The first products capable of surfing the airwaves at such speeds will be the obvious ones: LTE-enabled laptops will be available later this year, and smartphones will follow in 2011.
As Verizon's director of ecosystem development, Brian Higgins is responsible for getting nontraditional devices hooked up to the network. His team has built the LTE Innovation Center in Waltham, Mass. It's an 8,000-square-foot laboratory where electronics makers can test new products on a fully functional 4G network. Alcatel-Lucent and Ericsson Wireless (ERIC), which make much of the hardware that underpins the 4G network, have partnered with Verizon and provide the gadget makers in Waltham with design and technical support.
Ken Wirth, the president of 4G/LTE Wireless Networks at Alcatel-Lucent, says the new, high-speed network will be well-suited for data-intensive industries such as health care. MRI machines and CT scanners will be able to beam large, high-resolution images to portable devices used by doctors or patients, for instance. Alcatel-Lucent (ALU) has built several demonstration devices, including wireless glucose monitors for diabetic patients. Wirth says he expects the family car to become a 4G playground, with kids downloading video games and movies from the backseat. Even some home appliances, such as coffeemakers and refrigerators, will be connected, he says, to automatically communicate with repair technicians. Håkan Eriksson, the chief technology officer for Ericsson, says the wireless antenna will become like the electric motor—so common in cars and household appliances it will be taken for granted. "Everything that can benefit from being connected will be connected," he says.

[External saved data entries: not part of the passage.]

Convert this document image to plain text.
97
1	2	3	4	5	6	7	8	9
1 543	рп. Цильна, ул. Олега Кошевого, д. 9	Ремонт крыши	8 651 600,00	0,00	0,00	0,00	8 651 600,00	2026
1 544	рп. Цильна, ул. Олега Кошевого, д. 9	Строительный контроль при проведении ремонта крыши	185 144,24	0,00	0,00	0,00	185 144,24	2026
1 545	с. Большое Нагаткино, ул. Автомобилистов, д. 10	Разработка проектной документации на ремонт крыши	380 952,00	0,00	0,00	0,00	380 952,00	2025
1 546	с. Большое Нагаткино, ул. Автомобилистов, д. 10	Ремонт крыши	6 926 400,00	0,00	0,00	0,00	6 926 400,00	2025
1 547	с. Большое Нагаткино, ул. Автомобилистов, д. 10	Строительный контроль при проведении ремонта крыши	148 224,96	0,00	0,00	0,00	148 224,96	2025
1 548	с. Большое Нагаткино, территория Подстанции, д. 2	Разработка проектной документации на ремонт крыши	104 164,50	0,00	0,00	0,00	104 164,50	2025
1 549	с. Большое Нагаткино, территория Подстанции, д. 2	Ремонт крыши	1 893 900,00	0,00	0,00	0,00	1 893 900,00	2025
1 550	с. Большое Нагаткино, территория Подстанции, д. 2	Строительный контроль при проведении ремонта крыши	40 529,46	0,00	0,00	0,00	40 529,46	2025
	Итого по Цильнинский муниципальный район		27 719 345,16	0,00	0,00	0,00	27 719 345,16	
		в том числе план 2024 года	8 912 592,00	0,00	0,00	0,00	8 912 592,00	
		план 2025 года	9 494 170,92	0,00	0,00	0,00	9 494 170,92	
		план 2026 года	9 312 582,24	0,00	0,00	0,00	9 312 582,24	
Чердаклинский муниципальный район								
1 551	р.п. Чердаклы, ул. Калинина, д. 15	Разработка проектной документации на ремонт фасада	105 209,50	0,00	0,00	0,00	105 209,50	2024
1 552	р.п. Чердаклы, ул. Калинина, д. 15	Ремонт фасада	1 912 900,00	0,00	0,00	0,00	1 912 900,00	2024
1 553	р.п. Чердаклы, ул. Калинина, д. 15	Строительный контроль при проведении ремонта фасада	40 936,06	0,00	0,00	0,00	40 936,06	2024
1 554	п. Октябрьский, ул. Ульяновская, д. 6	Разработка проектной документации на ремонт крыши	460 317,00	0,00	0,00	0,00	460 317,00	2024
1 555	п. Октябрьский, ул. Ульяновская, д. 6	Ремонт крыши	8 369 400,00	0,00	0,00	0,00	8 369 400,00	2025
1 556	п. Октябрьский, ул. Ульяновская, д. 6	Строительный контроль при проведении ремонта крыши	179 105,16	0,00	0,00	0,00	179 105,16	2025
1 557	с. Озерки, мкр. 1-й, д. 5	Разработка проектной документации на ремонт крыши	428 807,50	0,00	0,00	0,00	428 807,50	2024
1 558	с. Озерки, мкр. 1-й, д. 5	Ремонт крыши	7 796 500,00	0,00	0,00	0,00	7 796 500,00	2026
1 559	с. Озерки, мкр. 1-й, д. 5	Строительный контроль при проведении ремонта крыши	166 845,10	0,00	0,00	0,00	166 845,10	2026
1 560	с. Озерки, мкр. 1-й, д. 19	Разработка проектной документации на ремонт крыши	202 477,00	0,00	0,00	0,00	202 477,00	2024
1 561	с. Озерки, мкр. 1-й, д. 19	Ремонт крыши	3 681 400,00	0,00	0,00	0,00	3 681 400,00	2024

Verizon is now replacing its Innovation Center with a bigger, 20,000-square-foot facility. The new center will house mockups of hospital rooms, kitchens, and garages to showcase LTE-ready products in realistic environments. The company hopes the Innovation Center and a $1.3 billion venture capital fund it is using to invest in some smaller companies will yield a large, growing customer base for its 4G service. "If you just build the network and wait for things to happen, you're going to be disappointed," says Higgins. It's also an early effort to pitch to a new type of customer. Persuading an appliance manufacturer to add wireless to its washing machines "is a completely different ball game than marketing a hot new handset to the residential market," says Craig Moffett, a telecom analyst at Sanford C. Bernstein (AB).
The bottom line: Verizon is encouraging makers of medical devices, home appliances, and other products to build around its new 4G network.